The summit produced over 102 resolutions. Key highlights were about a proposed fairer international order, sustainable development and inclusive growth, strengthening the three-pillar-driven cooperation economy, peace, security and people-to-people exchanges. From the composition of BRICS, one would think that out of 54 African countries only South Africa is well-off economically. That the rest of the continent is too far behind to reach the level of economic growth South Africa has achieved in the last 10 years. But what are the key challenges BRICS poses for Africa?
There is need to amend the resolution on sustainable development and inclusive growth. While China means well for Africa, its East Asian model of development may not be of much help. China has grown from being an exporter of raw materials to a top importer. How would BRICS help Africa catch up when the policy is to export raw materials to China, Russia and Brazil?

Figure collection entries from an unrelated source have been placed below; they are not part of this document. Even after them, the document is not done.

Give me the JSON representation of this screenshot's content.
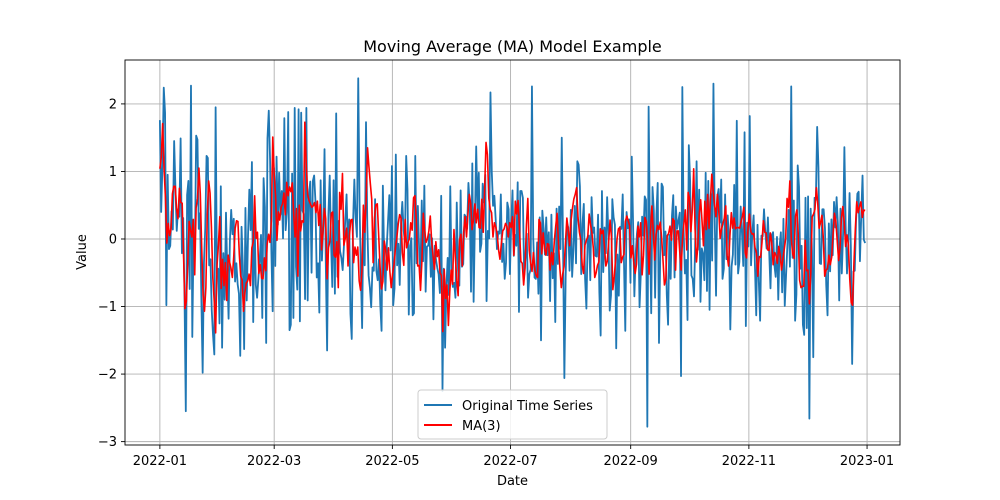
{
  "chart_data": {
    "type": "line",
    "title": "Moving Average (MA) Model Example",
    "xlabel": "Date",
    "ylabel": "Value",
    "xlim": [
      "2021-12-14",
      "2023-01-18"
    ],
    "ylim": [
      -3.05,
      2.65
    ],
    "grid": true,
    "legend_position": "lower center",
    "x_ticks": [
      "2022-01-01",
      "2022-03-01",
      "2022-05-01",
      "2022-07-01",
      "2022-09-01",
      "2022-11-01",
      "2023-01-01"
    ],
    "x_tick_labels": [
      "2022-01",
      "2022-03",
      "2022-05",
      "2022-07",
      "2022-09",
      "2022-11",
      "2023-01"
    ],
    "y_ticks": [
      -3,
      -2,
      -1,
      0,
      1,
      2
    ],
    "y_tick_labels": [
      "−3",
      "−2",
      "−1",
      "0",
      "1",
      "2"
    ],
    "x_start": "2022-01-01",
    "x_end": "2022-12-31",
    "series": [
      {
        "name": "Original Time Series",
        "color": "#1f77b4",
        "values": [
          1.76,
          0.4,
          1.1,
          2.24,
          1.87,
          -0.98,
          0.95,
          -0.15,
          -0.1,
          0.41,
          0.14,
          1.45,
          0.76,
          0.12,
          0.44,
          0.33,
          1.49,
          -0.21,
          0.31,
          -0.85,
          -2.55,
          0.65,
          0.86,
          -0.74,
          2.27,
          -1.45,
          0.05,
          -0.19,
          1.53,
          1.47,
          0.15,
          0.38,
          -0.89,
          -1.98,
          -0.35,
          0.16,
          1.23,
          1.2,
          -0.39,
          -0.3,
          -1.05,
          -1.42,
          -1.71,
          1.95,
          -0.51,
          -0.44,
          -1.25,
          0.78,
          -1.61,
          -0.21,
          -0.9,
          0.39,
          -0.51,
          -1.18,
          -0.03,
          0.43,
          0.07,
          0.3,
          -0.63,
          -0.36,
          -0.67,
          -0.81,
          -1.73,
          0.18,
          -0.4,
          -1.63,
          0.46,
          -0.91,
          0.05,
          0.73,
          0.13,
          1.14,
          -1.23,
          0.4,
          -0.68,
          -0.87,
          -0.58,
          -0.31,
          0.06,
          -1.17,
          0.9,
          0.47,
          -1.54,
          1.49,
          1.9,
          1.18,
          -0.18,
          -1.07,
          1.05,
          -0.4,
          1.22,
          0.21,
          0.98,
          0.36,
          0.71,
          0.01,
          1.79,
          0.13,
          0.4,
          1.88,
          -1.35,
          -1.27,
          0.97,
          -1.17,
          1.94,
          -0.41,
          -0.75,
          1.92,
          -1.22,
          1.87,
          0.42,
          0.37,
          -0.89,
          1.94,
          -0.91,
          0.66,
          0.85,
          -0.5,
          0.86,
          0.94,
          0.56,
          -0.57,
          -0.36,
          -1.09,
          0.87,
          -0.32,
          0.18,
          1.33,
          -0.4,
          -1.65,
          0.36,
          0.94,
          -0.01,
          -0.71,
          0.87,
          -0.81,
          1.86,
          -0.56,
          0.27,
          -0.18,
          -0.28,
          -0.46,
          -0.09,
          0.27,
          0.66,
          -0.13,
          0.29,
          -1.11,
          -1.48,
          0.23,
          0.88,
          0.31,
          0.03,
          2.38,
          0.56,
          -0.48,
          -1.32,
          0.42,
          -0.39,
          1.73,
          0.21,
          -0.54,
          -0.72,
          -1.01,
          -0.42,
          -0.47,
          0.59,
          -0.47,
          -0.61,
          -0.3,
          -0.97,
          -1.36,
          0.79,
          -0.26,
          -0.76,
          -0.11,
          0.27,
          0.65,
          -0.17,
          1.08,
          -0.98,
          -0.73,
          1.25,
          -0.39,
          -0.07,
          -0.68,
          0.23,
          0.55,
          0.13,
          -0.04,
          1.23,
          0.73,
          -1.12,
          -0.1,
          0.01,
          -1.13,
          -1.1,
          1.23,
          -0.36,
          0.49,
          -0.17,
          -0.5,
          0.57,
          -0.33,
          0.79,
          -0.78,
          -0.11,
          -0.1,
          0.07,
          -0.56,
          0.01,
          -1.19,
          -0.1,
          -0.31,
          -0.43,
          -0.52,
          -0.8,
          0.64,
          -2.25,
          -0.44,
          -1.61,
          -0.72,
          -0.28,
          -0.83,
          0.78,
          -0.54,
          -0.71,
          -0.65,
          -0.87,
          0.54,
          -0.47,
          -0.69,
          0.72,
          -0.41,
          -0.37,
          0.36,
          0.33,
          0.15,
          0.83,
          0.51,
          -0.78,
          1.12,
          -0.93,
          0.24,
          1.37,
          0.4,
          0.98,
          -0.19,
          -0.07,
          0.82,
          0.54,
          0.95,
          -0.92,
          0.12,
          0.01,
          2.17,
          1.0,
          0.49,
          0.64,
          0.3,
          -0.15,
          0.11,
          0.08,
          0.66,
          -0.34,
          -0.07,
          -0.59,
          -0.35,
          0.54,
          0.44,
          -0.52,
          0.22,
          0.72,
          -0.25,
          0.06,
          -0.1,
          0.84,
          -1.08,
          0.71,
          0.71,
          0.61,
          -0.54,
          -0.26,
          0.08,
          -0.87,
          -0.52,
          -0.45,
          2.26,
          0.02,
          -0.57,
          -0.59,
          -0.05,
          -0.81,
          0.32,
          -1.5,
          0.42,
          0.16,
          -0.23,
          0.32,
          -0.24,
          0.1,
          -0.92,
          0.36,
          -0.58,
          -0.21,
          -1.23,
          0.45,
          -0.37,
          0.48,
          -0.15,
          1.5,
          -0.11,
          -2.06,
          -0.57,
          0.24,
          0.17,
          -0.47,
          0.43,
          -0.56,
          -0.15,
          0.49,
          -0.36,
          1.15,
          1.1,
          0.78,
          -0.52,
          0.23,
          0.52,
          -0.59,
          -1.03,
          0.04,
          0.05,
          -0.61,
          0.62,
          0.09,
          0.17,
          -0.25,
          -0.26,
          0.36,
          -0.79,
          -1.43,
          0.71,
          -0.49,
          0.17,
          -0.21,
          0.62,
          0.05,
          -1.06,
          -0.83,
          0.59,
          0.32,
          0.21,
          -1.62,
          -0.23,
          -0.84,
          0.18,
          0.15,
          0.66,
          -0.35,
          -1.36,
          0.4,
          0.16,
          0.29,
          -0.65,
          1.22,
          0.24,
          -0.85,
          -0.23,
          0.08,
          0.25,
          -1.01,
          -0.5,
          0.33,
          0.05,
          0.63,
          0.58,
          -2.78,
          1.96,
          0.09,
          -1.1,
          0.77,
          0.42,
          -0.87,
          0.36,
          0.83,
          -1.54,
          -0.2,
          0.82,
          0.77,
          -0.24,
          0.11,
          -0.82,
          -1.27,
          0.06,
          -0.59,
          0.34,
          0.65,
          -0.57,
          0.48,
          0.15,
          0.27,
          0.39,
          -2.03,
          2.25,
          0.13,
          -0.51,
          -0.31,
          -1.2,
          1.39,
          0.86,
          -0.54,
          -0.59,
          -0.85,
          0.01,
          1.15,
          -0.16,
          0.73,
          -0.93,
          -0.14,
          -0.22,
          -0.61,
          0.98,
          -0.77,
          0.86,
          -1.05,
          0.67,
          -0.32,
          2.3,
          0.27,
          -0.84,
          0.63,
          0.74,
          0.24,
          0.88,
          -0.59,
          -0.44,
          0.66,
          -0.3,
          0.35,
          -0.02,
          -1.34,
          -0.41,
          -0.23,
          0.8,
          -0.38,
          1.75,
          -0.51,
          -0.34,
          0.48,
          0.09,
          -0.4,
          1.58,
          -1.29,
          0.24,
          -0.11,
          1.82,
          -0.39,
          0.09,
          0.35,
          -0.39,
          -1.13,
          0.21,
          -0.63,
          -1.21,
          0.05,
          0.04,
          0.44,
          0.1,
          -0.14,
          0.32,
          -0.19,
          -0.73,
          0.05,
          0.1,
          -0.38,
          -0.56,
          0.03,
          -0.9,
          -0.12,
          0.1,
          -0.79,
          0.3,
          -0.99,
          -0.55,
          -0.11,
          0.43,
          -0.41,
          2.26,
          -0.28,
          0.57,
          -1.21,
          -0.82,
          1.09,
          0.77,
          -0.44,
          -0.1,
          -1.27,
          -1.42,
          0.61,
          -1.32,
          0.63,
          -2.66,
          0.45,
          -0.18,
          -1.75,
          0.61,
          0.58,
          1.66,
          1.06,
          -0.36,
          -0.37,
          0.44,
          0.44,
          0.16,
          -0.68,
          -1.13,
          0.23,
          -0.48,
          0.29,
          -0.24,
          0.55,
          0.17,
          0.62,
          0.21,
          -0.91,
          0.45,
          -0.51,
          0.08,
          1.36,
          0.19,
          -0.51,
          -0.1,
          0.68,
          -0.12,
          -1.85,
          -0.48,
          -0.47,
          0.27,
          0.67,
          0.7,
          -0.33,
          0.35,
          0.94,
          -0.01,
          -0.06
        ]
      },
      {
        "name": "MA(3)",
        "color": "#ff0000",
        "values": [
          1.04,
          1.21,
          1.71,
          1.04,
          0.61,
          -0.06,
          0.23,
          0.05,
          0.15,
          0.67,
          0.78,
          0.78,
          0.44,
          0.3,
          0.75,
          0.54,
          0.53,
          -0.25,
          -1.03,
          -0.92,
          -0.35,
          0.26,
          0.13,
          0.03,
          0.29,
          -0.53,
          0.46,
          0.6,
          1.05,
          0.67,
          -0.12,
          -0.83,
          -1.07,
          -0.72,
          0.35,
          0.86,
          0.68,
          0.17,
          -0.58,
          -0.92,
          -1.39,
          -0.39,
          -0.09,
          0.33,
          -0.73,
          -0.3,
          -0.69,
          -0.35,
          -0.91,
          -0.24,
          -0.34,
          -0.43,
          -0.57,
          -0.26,
          0.16,
          0.27,
          0.26,
          -0.23,
          -0.55,
          -0.61,
          -1.07,
          -0.79,
          -0.65,
          -0.62,
          -0.52,
          -0.69,
          -0.13,
          -0.04,
          0.64,
          0.01,
          0.1,
          -0.51,
          -0.38,
          -0.58,
          -0.59,
          -0.28,
          -0.47,
          -0.07,
          0.07,
          -0.05,
          0.27,
          1.51,
          0.97,
          0.64,
          -0.02,
          0.4,
          0.28,
          0.47,
          0.52,
          0.68,
          0.36,
          0.84,
          0.64,
          0.77,
          0.7,
          0.83,
          0.37,
          0.03,
          0.45,
          -0.55,
          0.5,
          0.12,
          0.27,
          0.25,
          1.73,
          1.12,
          0.66,
          0.57,
          0.52,
          0.47,
          0.49,
          0.54,
          0.39,
          0.56,
          0.2,
          0.51,
          -0.16,
          0.1,
          0.45,
          0.3,
          -0.59,
          -0.13,
          -0.03,
          0.38,
          0.4,
          -0.24,
          -0.27,
          -0.04,
          -0.72,
          0.69,
          0.44,
          0.97,
          -0.09,
          0.01,
          0.16,
          -0.4,
          0.06,
          0.28,
          0.29,
          -0.35,
          -0.12,
          -0.24,
          -0.12,
          -0.62,
          -0.76,
          -0.46,
          0.5,
          0.1,
          0.58,
          1.35,
          1.07,
          0.82,
          0.59,
          -0.35,
          0.31,
          0.51,
          0.52,
          0.05,
          -0.42,
          -0.74,
          -0.63,
          -0.03,
          -0.16,
          -0.46,
          -0.13,
          -0.48,
          -0.72,
          -0.51,
          -0.38,
          -0.14,
          0.02,
          0.22,
          0.36,
          0.31,
          -0.21,
          -0.39,
          0.29,
          -0.13,
          -0.05,
          0.0,
          0.24,
          0.13,
          0.61,
          0.64,
          0.27,
          -0.4,
          -0.39,
          -0.76,
          -0.33,
          0.38,
          0.12,
          -0.05,
          0.0,
          0.12,
          0.34,
          -0.03,
          -0.25,
          -0.45,
          -0.04,
          -0.26,
          -0.16,
          -0.5,
          -0.54,
          -1.37,
          -0.45,
          -0.88,
          -0.68,
          -1.28,
          -0.78,
          -0.46,
          -0.67,
          0.14,
          -0.27,
          -0.61,
          -0.84,
          -0.02,
          0.07,
          -0.4,
          0.11,
          0.33,
          0.03,
          0.36,
          0.66,
          0.53,
          0.14,
          0.28,
          0.52,
          0.24,
          0.44,
          0.17,
          0.16,
          0.59,
          0.1,
          0.73,
          1.43,
          1.25,
          0.6,
          0.44,
          0.39,
          0.03,
          0.24,
          0.18,
          0.07,
          -0.16,
          -0.3,
          -0.07,
          0.12,
          0.15,
          0.23,
          0.19,
          0.03,
          0.24,
          0.17,
          0.33,
          -0.24,
          0.56,
          0.37,
          0.57,
          0.15,
          -0.33,
          -0.36,
          -0.68,
          -0.43,
          0.21,
          0.6,
          -0.17,
          -0.35,
          -0.48,
          -0.2,
          -0.46,
          -0.54,
          -0.57,
          0.29,
          0.24,
          -0.22,
          0.09,
          -0.14,
          -0.24,
          -0.07,
          -0.08,
          -0.46,
          -0.2,
          -0.38,
          -0.03,
          0.19,
          0.38,
          -0.06,
          -0.44,
          -0.72,
          -0.52,
          -0.41,
          -0.06,
          0.31,
          0.12,
          -0.1,
          0.27,
          0.45,
          0.59,
          0.66,
          0.76,
          0.32,
          0.1,
          -0.02,
          -0.39,
          -0.51,
          -0.09,
          -0.02,
          0.03,
          0.37,
          0.21,
          0.09,
          -0.14,
          -0.57,
          -0.5,
          -0.39,
          -0.34,
          0.15,
          0.08,
          0.13,
          -0.12,
          -0.4,
          -0.33,
          -0.04,
          0.28,
          0.03,
          -0.75,
          -0.56,
          -0.3,
          0.0,
          0.15,
          0.17,
          -0.35,
          -0.27,
          -0.23,
          0.26,
          0.34,
          0.27,
          0.2,
          -0.28,
          -0.1,
          -0.34,
          -0.51,
          -0.37,
          0.19,
          0.03,
          0.24,
          -0.53,
          -0.24,
          0.32,
          0.26,
          -0.07,
          -0.52,
          0.11,
          0.49,
          0.1,
          -0.31,
          0.07,
          0.2,
          0.14,
          0.25,
          0.02,
          -0.32,
          -0.68,
          -0.6,
          0.05,
          0.08,
          0.19,
          -0.02,
          0.3,
          0.27,
          -0.46,
          0.12,
          0.12,
          -0.19,
          -0.46,
          0.01,
          0.23,
          0.43,
          -0.16,
          0.69,
          0.6,
          0.11,
          0.43,
          1.04,
          0.15,
          -0.34,
          -0.1,
          0.38,
          0.58,
          0.26,
          -0.1,
          0.56,
          0.14,
          0.66,
          0.16,
          0.58,
          0.96,
          0.71,
          0.49,
          0.33,
          0.66,
          0.41,
          0.01,
          0.15,
          0.23,
          0.31,
          0.49,
          -0.24,
          -0.4,
          0.05,
          0.39,
          0.16,
          0.31,
          0.15,
          0.17,
          0.17,
          0.16,
          0.26,
          0.34,
          0.47,
          -0.21,
          -0.28,
          0.17,
          0.37,
          0.11,
          0.07,
          0.08,
          -0.13,
          -0.2,
          -0.55,
          -0.26,
          -0.27,
          -0.05,
          0.27,
          0.1,
          0.09,
          -0.16,
          -0.17,
          0.09,
          -0.05,
          -0.38,
          -0.2,
          -0.24,
          -0.36,
          -0.11,
          -0.23,
          -0.46,
          -0.3,
          -0.15,
          0.01,
          0.6,
          0.47,
          0.86,
          0.01,
          -0.22,
          -0.29,
          0.34,
          0.43,
          0.08,
          -0.61,
          -0.72,
          -0.7,
          -0.7,
          -0.02,
          -0.47,
          -0.46,
          -0.96,
          -0.5,
          0.33,
          0.37,
          0.44,
          0.76,
          0.53,
          0.16,
          0.24,
          0.35,
          0.01,
          -0.55,
          -0.46,
          -0.44,
          -0.24,
          -0.38,
          -0.27,
          0.07,
          0.38,
          0.26,
          -0.03,
          -0.32,
          -0.13,
          0.31,
          0.48,
          0.25,
          -0.11,
          0.06,
          -0.09,
          -0.6,
          -0.94,
          -0.98,
          -0.34,
          0.16,
          0.55,
          0.39,
          0.48,
          0.55,
          0.32,
          0.43,
          0.42
        ]
      }
    ]
  }
}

Debra Brautigam, writing in the East African on July 28, observed that for more than half a century after Independence, Africa has been caught in the raw materials trap. Exporting raw materials destroys Africa’s industrial foundation. In Kenya, for instance, Industrial Area is slowly dying, its warehouses have been turned into dumping stores for second-hand goods.
Kenya’s manufacturing base in the 1950s is long gone. In 2017 Kenya imported fuel worth Sh176 billion, while Tullow Oil is harvesting oil for export. Angola exports crude oil and imports almost 80 per cent of refined fuel. Ghana exports its cocoa to Switzerland, then imports chocolates for the local market. This practice of destroying African industries by exporting raw materials and importing the same as refined goods needs to change. Rwanda seems to stand alone in protecting what she can produce and refine locally.
The BRICS agreed that strengthening cooperation in economy, peace, security is paramount in building relations with Africa. However, the Stockholm International Peace Research Institute indicated while global military spending decreased by 0.4 per cent in 2014, Africa’s spending on armaments increased by $50 billion annually. Oil-rich countries such as Algeria, Angola and Nigeria stand out. The DR Congo is Africa’s poorest nation, despite having 1,100 types of minerals and being rich in coltan, cobalt, diamonds and gold. It spent 88 per cent of its budget on munitions.
Jason Hickel, reporting for the Guardian on January 17 last year, published data from the US-based Global Financial Integrity (GFI) indicating that in 2012 developing countries received $1.3 trillion in aid and investment but $3.3 trillion flowed back to the donor.
The corruption case against former President Zuma shows that since 1997 South Africa spends more than $4.5 billion on arms annually. This model of development — security taking precedence over the war on poverty — creates a spiral cycle of underdevelopment.
As George Orwell remarked, “All tyrannies rule by fraud or force, but once the fraud is exposed, they must rely exclusively on force.” How are we sure that any cooperation with BRICS will not cost Africa the chance of ever catching up with development?